Question

Let $n$ be a fixed positive integer. Let a relation $R$ be defined in $I$ (the set of all integers) as follows : $aRb$ iff $n|(a - b)$, that is, iff $a$ - $b$ is divisible by $n$. Then, the relation $R$ is

• A. Reflexive only
• B. Symmetric only
• C. Transitive only
• D. An equivalence relation

Answer 1

The Correct Option is D

Reflexive : Since for any integer $a$, we have $a - a = 0$ is divisible by $n$. Hence, $aRa \,\forall a \in I$. $\therefore R$ is Reflexive. Symmetric : Let $aRb$. Then, by definition of $R$, $a - b = nk$, where $k \in I$. $b - a = (-k) n$ where $- k \in I$ and so $bRa$. $\therefore R$ is symmetric.
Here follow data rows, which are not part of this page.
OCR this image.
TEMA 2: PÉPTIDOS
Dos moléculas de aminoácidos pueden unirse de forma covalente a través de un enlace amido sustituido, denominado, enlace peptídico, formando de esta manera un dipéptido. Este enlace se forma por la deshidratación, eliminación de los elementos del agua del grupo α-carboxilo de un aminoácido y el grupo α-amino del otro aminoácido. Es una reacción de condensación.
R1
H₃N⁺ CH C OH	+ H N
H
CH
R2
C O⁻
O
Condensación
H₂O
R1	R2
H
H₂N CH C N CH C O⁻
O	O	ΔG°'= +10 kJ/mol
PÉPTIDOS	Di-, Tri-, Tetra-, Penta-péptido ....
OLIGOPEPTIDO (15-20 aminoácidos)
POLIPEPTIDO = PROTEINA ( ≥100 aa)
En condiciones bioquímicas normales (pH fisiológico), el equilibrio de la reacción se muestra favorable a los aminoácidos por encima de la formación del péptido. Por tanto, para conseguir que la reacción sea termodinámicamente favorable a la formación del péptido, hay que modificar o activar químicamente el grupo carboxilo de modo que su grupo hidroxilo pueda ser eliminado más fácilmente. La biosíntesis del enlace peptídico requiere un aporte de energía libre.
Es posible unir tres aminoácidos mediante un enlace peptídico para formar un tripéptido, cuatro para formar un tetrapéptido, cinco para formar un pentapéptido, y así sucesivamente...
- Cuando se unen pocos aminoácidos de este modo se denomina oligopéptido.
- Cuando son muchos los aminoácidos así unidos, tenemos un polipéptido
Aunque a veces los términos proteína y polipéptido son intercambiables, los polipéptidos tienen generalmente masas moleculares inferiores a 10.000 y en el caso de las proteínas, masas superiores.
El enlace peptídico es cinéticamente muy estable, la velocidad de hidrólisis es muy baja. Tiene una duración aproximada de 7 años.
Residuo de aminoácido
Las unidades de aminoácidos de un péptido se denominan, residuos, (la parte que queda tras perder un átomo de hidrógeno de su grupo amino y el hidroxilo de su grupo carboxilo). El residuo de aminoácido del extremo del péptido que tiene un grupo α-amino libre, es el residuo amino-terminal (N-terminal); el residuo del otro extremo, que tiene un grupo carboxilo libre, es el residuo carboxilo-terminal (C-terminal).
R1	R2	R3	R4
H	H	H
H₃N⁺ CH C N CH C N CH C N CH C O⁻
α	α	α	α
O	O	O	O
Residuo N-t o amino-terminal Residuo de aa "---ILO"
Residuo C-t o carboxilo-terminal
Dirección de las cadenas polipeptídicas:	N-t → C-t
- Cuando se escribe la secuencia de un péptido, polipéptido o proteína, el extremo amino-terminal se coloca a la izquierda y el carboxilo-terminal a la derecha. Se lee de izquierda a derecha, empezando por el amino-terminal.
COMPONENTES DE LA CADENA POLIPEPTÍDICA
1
Transitive : Let $aRb$ and $bRc$. Then, by definition of $R$, we have, $a - b = k_1n$ and $b - c = k_2n$, where $k_1$, $k_2 \in I$. Then it follows that $a - c = (a - b) + (b - c) = k_1n + k_2n - (k_1 + k_2)n$, where $k_1 + k_2 \in I$ and so $aRc$. $\therefore R$ is transitive. Hence, $R$ is an equivalence relation.